Cultuur en economie zijn meer met elkaar verweven dan ooit en de commercialisering van het culturele leven is een feit. Publieke financiering krijgt de kunstsector ogenschijnlijk alleen nog vanwege het veronderstelde economisch belang van die sector voor de nationale economie. Traditionele functies van kunst als middel tot zelfontplooiing, emancipatie, verwondering of politieke reflectie, bestaan in het beste geval alleen nog in het hoofd van de kunstenaar. Dit is een ontwikkeling die decennia geleden al is ingezet en nog steeds voortduurt. Een ontwikkeling die inherent is aan de massaliteit van de huidige cultuurproductie en de afstand tussen (cultuur)consumenten en (cultuur)producenten, zoals Arthur Lehning in 1969 al vaststelde:
De mogelijkheden [tot zelfexpressie] zullen abstract blijven zolang […] er een scheiding bestaat tussen degenen, die de massacultuur produceren en de consumenten van de ‘cultuurgoederen’, zoals dit ook in het economische produktieproces het geval is.[1]

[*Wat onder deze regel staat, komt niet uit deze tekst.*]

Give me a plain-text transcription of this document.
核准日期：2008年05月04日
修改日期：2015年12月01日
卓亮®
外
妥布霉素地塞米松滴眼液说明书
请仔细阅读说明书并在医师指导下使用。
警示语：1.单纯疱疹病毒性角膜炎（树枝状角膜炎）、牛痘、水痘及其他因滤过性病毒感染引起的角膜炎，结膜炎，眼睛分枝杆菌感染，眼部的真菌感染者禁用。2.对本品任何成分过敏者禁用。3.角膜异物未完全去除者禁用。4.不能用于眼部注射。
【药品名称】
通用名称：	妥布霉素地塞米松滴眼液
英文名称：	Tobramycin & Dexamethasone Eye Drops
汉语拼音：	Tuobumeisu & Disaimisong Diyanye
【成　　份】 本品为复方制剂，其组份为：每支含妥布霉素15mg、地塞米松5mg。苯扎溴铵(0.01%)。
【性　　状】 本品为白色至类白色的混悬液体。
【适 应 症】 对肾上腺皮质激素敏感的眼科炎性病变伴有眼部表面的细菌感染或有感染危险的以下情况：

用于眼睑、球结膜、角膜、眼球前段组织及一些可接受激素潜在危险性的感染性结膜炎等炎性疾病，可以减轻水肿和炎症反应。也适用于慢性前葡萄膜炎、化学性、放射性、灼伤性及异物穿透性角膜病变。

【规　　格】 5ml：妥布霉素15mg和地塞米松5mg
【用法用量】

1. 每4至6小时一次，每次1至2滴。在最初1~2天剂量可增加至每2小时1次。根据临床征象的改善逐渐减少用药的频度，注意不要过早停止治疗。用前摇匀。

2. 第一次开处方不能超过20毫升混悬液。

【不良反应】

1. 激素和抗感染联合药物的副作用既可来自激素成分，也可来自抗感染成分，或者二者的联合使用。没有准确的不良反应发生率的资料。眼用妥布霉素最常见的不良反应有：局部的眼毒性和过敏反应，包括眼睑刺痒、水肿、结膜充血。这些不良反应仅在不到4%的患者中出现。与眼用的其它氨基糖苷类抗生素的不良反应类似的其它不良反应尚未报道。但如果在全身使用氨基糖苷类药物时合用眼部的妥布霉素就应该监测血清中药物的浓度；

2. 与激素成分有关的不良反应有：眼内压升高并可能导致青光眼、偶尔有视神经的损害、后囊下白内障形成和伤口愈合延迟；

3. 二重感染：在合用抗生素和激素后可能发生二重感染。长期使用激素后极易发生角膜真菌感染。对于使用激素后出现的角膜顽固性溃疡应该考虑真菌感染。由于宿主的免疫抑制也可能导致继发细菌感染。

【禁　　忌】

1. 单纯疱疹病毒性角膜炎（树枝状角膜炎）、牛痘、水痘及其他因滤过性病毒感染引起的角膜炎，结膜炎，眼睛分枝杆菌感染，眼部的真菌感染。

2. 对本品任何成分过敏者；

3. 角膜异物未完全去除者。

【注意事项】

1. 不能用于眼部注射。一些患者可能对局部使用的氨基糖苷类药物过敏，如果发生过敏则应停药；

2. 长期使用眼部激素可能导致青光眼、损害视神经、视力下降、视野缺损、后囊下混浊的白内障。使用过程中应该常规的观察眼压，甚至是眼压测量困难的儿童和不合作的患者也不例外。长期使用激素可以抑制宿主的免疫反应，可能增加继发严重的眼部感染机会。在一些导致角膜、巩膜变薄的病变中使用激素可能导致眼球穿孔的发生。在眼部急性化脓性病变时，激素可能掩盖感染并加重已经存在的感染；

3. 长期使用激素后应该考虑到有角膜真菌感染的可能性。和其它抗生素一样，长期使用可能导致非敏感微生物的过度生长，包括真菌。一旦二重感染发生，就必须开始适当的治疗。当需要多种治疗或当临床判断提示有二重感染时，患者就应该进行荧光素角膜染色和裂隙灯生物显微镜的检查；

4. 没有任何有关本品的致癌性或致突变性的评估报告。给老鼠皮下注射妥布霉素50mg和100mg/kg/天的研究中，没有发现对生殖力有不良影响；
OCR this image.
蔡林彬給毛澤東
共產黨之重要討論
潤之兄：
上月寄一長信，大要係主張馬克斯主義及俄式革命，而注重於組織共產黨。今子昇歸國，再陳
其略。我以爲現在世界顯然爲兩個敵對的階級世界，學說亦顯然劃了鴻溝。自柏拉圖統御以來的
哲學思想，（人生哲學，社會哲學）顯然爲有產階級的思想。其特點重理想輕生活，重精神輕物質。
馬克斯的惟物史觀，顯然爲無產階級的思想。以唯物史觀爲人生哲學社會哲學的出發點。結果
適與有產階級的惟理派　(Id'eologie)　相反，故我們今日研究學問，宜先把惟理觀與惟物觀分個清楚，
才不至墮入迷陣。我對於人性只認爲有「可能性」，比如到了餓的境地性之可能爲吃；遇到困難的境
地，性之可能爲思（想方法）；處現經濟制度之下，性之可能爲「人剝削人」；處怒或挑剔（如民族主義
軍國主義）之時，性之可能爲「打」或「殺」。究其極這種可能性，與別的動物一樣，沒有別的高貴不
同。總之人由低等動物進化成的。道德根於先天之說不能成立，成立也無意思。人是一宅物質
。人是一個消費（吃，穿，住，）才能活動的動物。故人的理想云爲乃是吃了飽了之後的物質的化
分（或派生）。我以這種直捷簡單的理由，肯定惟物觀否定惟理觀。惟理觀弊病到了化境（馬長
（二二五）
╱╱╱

Sinds de jaren negentig van de vorige eeuw fungeert de WTO als de globale motor achter dit proces van ‘vermarkting’ en ‘massaficatie’ van cultuur. Het neoliberale utopische streven van dit instituut naar een wereldwijde vrije markt herinnert ook de Nederlandse politici regelmatig aan het belang om de positie van de Nederlandse cultuur binnen een wereldwijde cultuurmarkt te versterken. Onlangs nog onderstreepten de staatssecretarissen van Buitenlandse Zaken en OC&W dit belang in een brief aan het parlement: “Tal van Nederlandse culturele producten, variërend van de dance van DJ Tiësto tot en met de ontwerpen van Hella Jongerius, vinden een gretige afzet in het buitenland.”[2] Culturele vernieuwing zit hem volgens deze politici niet langer in het experiment als zodanig, maar in de ‘onorthodoxe’ neiging van kunstenaars met hun werk economisch-innovatief aan de slag te gaan: “wij [gaan] steun verlenen aan nieuwe en soms ook onorthodoxe cultuuruitingen die economisch innovatief en veelbelovend zijn.”[3]
De ideologie van de WTO werkt door op nationaal niveau – ook in de Haagse politiek – dat moge blijken uit de intenties van Nederlandse beleidsmakers om cultuur ook internationaal gezien ‘concurrerend’ en economisch succesvol te maken. Cultuur fungeert hierbij bovendien als een – zij het veelal symbolische – ‘nationale uitstalkast’ die moet laten zien wat de Nederlandse creatieve industrie allemaal in huis heeft. De vraag of DJ Tiësto zomaar overal vrijelijk op de wereldmarkt zijn dance kan aanbieden en daarbij op gelijke wijze als buitenlandse concurrenten behandeld wordt, blijft voorlopig nog onbeantwoord, nu de WTO-onderhandelingen in juli dit jaar geheel stil zijn komen te liggen en vooralsnog niet hervat zijn.[4]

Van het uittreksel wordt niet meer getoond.